Writing a LWRP was pretty simple given the documentation and examples. A LWRP lets you abstract away a resource (eg. file, symbolic link, package) and a provider (something that manages the resource on the platform). These LWRP’s let you quickly encapsulate common code into a single resource which helps reduce code size, and improve readability. Its nice to be able to abstract resources and providers away even at a basic level, it makes for much neater and more understandable code.

There are more avenues for extending, but I haven’t explored them yet.

Tools

Chef comes with two main tools that I know of. Knife and Shef.

Knife is, well, the Swiss army knife of chef. It lets you manage chef from anywhere, and includes commands for everything you will need to do. The basic commands cover nodes, clients, cookbooks, data-bags, environments and roles. It also has commands to configure clients through a Q&A interface which is used as part of the install process. Knife connects to the server, and so its strength is that everything you need to control chef can be done remotely from any machine. You do not need to be on the central server to upload new cookbooks, modify data, change parameters, etc…
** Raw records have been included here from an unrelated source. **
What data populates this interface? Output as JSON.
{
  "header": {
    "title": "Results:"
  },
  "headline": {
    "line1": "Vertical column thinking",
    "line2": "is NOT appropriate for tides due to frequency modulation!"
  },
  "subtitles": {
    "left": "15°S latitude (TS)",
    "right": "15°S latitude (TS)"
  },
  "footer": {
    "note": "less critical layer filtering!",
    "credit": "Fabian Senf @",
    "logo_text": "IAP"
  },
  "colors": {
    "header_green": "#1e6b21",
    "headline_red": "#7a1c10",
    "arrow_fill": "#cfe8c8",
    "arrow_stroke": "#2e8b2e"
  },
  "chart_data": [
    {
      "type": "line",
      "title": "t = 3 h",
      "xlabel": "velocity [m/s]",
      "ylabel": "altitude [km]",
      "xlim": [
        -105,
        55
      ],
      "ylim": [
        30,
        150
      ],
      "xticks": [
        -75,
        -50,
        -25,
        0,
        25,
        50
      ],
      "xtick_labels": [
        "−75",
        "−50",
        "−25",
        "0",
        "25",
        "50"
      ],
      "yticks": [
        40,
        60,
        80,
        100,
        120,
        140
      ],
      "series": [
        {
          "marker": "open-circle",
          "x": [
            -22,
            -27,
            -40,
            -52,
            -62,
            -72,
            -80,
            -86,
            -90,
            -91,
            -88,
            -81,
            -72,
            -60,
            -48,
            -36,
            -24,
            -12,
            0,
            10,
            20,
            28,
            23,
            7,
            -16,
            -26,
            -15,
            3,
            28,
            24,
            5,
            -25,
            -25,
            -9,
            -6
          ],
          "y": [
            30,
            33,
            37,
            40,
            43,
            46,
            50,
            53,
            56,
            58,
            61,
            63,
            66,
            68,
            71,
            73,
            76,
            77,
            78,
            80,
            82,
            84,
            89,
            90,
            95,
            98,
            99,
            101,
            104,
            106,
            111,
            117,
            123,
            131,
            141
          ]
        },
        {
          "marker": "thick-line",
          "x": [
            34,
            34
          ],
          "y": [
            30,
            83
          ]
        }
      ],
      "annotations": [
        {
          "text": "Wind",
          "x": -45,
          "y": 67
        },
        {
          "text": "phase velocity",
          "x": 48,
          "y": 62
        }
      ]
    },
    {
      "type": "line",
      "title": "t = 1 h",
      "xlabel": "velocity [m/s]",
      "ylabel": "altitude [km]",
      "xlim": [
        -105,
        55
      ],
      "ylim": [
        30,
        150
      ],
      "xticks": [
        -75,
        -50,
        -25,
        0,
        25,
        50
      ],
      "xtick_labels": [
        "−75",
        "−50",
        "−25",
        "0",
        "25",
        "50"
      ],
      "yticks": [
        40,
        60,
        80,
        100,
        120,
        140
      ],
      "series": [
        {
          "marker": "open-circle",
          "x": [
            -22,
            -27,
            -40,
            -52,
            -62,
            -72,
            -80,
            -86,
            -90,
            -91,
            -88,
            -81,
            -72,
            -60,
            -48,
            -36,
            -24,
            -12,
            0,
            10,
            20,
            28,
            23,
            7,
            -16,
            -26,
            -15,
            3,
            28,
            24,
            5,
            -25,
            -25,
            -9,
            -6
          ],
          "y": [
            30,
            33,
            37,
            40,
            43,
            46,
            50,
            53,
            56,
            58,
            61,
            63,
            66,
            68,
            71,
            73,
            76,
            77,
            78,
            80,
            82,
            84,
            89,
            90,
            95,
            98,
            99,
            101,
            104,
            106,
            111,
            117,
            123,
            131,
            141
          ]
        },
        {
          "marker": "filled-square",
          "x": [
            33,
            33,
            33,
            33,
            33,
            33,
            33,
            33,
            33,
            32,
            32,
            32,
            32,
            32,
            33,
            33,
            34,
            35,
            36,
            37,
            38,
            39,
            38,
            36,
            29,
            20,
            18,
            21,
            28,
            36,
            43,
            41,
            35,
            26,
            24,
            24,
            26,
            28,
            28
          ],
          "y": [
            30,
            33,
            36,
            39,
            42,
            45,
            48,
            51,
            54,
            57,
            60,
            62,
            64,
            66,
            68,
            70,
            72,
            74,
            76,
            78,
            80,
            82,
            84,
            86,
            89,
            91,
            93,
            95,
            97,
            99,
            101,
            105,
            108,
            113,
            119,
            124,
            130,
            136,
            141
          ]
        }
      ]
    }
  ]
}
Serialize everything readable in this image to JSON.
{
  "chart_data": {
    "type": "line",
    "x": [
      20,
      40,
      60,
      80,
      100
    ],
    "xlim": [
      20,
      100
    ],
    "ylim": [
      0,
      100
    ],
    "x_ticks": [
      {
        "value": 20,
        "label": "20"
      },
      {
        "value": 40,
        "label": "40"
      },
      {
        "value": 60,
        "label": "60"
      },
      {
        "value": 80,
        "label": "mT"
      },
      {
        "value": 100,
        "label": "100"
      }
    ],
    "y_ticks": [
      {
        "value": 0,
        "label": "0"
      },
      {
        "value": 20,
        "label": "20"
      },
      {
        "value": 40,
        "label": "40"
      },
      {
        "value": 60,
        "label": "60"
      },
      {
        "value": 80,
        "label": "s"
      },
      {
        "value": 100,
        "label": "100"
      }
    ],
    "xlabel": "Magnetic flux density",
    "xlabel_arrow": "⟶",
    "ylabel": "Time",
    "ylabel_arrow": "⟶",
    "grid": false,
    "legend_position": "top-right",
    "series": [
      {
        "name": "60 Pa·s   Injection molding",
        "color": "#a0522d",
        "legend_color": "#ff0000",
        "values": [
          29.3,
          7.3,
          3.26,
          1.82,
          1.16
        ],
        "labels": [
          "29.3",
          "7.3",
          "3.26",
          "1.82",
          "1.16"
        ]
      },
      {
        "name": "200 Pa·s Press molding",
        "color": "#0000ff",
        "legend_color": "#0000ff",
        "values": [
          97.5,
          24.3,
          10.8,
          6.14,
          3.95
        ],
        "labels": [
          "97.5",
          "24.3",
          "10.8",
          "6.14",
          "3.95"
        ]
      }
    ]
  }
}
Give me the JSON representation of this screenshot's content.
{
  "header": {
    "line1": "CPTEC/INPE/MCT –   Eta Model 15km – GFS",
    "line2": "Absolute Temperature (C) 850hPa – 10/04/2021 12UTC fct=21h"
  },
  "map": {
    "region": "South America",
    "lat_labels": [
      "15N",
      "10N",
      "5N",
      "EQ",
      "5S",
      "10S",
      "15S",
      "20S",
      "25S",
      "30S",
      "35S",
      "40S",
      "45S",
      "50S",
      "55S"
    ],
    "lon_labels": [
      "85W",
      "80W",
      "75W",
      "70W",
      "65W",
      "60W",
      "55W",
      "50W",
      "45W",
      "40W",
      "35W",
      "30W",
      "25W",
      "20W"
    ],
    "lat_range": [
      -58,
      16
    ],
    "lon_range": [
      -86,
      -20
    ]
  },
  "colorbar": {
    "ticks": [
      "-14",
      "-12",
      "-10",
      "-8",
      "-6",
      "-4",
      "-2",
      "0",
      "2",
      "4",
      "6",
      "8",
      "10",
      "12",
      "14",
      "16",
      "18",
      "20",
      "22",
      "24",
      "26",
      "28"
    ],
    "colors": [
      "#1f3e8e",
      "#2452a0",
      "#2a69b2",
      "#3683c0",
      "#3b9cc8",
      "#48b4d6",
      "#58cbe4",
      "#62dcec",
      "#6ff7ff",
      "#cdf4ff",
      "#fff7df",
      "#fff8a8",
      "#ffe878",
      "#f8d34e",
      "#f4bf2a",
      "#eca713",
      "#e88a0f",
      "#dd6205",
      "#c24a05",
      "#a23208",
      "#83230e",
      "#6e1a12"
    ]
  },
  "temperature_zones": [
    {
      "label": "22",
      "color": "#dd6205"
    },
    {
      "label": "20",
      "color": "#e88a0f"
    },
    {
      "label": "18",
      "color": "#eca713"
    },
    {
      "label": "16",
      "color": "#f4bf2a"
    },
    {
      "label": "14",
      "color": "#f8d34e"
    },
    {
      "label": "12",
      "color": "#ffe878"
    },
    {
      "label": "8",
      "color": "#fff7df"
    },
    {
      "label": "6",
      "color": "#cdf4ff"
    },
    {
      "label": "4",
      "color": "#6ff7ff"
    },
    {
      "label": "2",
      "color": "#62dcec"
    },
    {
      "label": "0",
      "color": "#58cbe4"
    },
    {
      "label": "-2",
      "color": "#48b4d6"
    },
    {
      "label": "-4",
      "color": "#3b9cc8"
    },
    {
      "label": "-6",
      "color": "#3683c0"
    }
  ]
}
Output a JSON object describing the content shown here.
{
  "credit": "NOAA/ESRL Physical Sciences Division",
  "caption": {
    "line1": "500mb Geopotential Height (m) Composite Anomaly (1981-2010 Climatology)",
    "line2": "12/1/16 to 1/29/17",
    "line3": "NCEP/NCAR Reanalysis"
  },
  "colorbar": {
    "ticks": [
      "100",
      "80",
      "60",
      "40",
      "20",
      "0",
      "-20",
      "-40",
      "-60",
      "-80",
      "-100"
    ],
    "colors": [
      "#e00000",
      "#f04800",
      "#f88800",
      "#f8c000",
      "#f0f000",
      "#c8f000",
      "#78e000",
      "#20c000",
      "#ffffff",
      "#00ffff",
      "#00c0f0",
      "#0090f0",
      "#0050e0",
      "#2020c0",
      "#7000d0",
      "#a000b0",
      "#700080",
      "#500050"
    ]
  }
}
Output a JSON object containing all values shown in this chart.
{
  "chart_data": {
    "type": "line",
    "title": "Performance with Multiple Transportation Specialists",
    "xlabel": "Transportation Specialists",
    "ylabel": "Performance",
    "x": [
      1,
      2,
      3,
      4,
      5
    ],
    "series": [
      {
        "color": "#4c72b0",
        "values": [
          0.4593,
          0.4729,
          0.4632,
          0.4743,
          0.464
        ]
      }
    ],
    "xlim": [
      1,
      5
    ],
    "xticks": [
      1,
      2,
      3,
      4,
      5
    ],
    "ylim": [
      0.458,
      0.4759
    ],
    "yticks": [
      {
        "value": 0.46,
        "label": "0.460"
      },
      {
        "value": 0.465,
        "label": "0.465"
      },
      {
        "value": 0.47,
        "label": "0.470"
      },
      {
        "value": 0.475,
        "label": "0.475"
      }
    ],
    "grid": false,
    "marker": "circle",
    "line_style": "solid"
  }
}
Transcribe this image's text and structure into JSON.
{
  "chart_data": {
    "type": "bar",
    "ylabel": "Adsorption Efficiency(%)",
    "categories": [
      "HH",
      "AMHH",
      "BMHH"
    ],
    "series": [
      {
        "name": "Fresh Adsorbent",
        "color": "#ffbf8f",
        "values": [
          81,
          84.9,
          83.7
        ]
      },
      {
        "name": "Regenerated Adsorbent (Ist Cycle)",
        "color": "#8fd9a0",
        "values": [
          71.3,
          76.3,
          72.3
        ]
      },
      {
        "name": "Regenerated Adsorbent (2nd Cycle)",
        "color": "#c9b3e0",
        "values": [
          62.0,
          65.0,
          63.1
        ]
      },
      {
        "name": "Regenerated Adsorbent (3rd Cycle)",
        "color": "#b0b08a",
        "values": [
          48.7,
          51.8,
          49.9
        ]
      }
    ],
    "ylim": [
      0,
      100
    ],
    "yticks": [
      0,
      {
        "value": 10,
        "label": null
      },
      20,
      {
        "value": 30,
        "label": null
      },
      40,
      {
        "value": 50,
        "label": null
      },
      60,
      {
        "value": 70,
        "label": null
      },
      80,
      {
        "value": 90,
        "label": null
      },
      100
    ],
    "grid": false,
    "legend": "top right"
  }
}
Shef is a ruby shell running in the Chef client context. You run this from an end node and use it to debug cookbooks and recipes step by step. You can assume roles, run any cookbook, set any variables, etc. It really lets you get involved in the debugging of a cookbook. I haven’t spent much time on Shef yet, but I plan to get to know it very well.

Community

The Chef community is good. I’ve been on IRC asking a lot of questions, and mostly got back really good answers. Opscode and 37-signals have opensourced a whole lot of cookbooks which is really helpful in getting up and running quickly. They are all excellent and I didn’t need to modify anything at all for my purposes. They helped with learning as often you have to read the code to figure out what they do, how they do it, and what data they need. Big thanks to both teams for their hard work in this area.

What next…

I will be looking at bringing up a few more machines and see what challenges come up. I have been impressed on all fronts, and personally, it suits a lot of the ways that I think about problems and how to solve them. I still need to draw my own conclusions on whether Puppet or Chef is right for the systems and architecture I work with, and I advise anyone looking into Configuration Management to do the same and explore their options.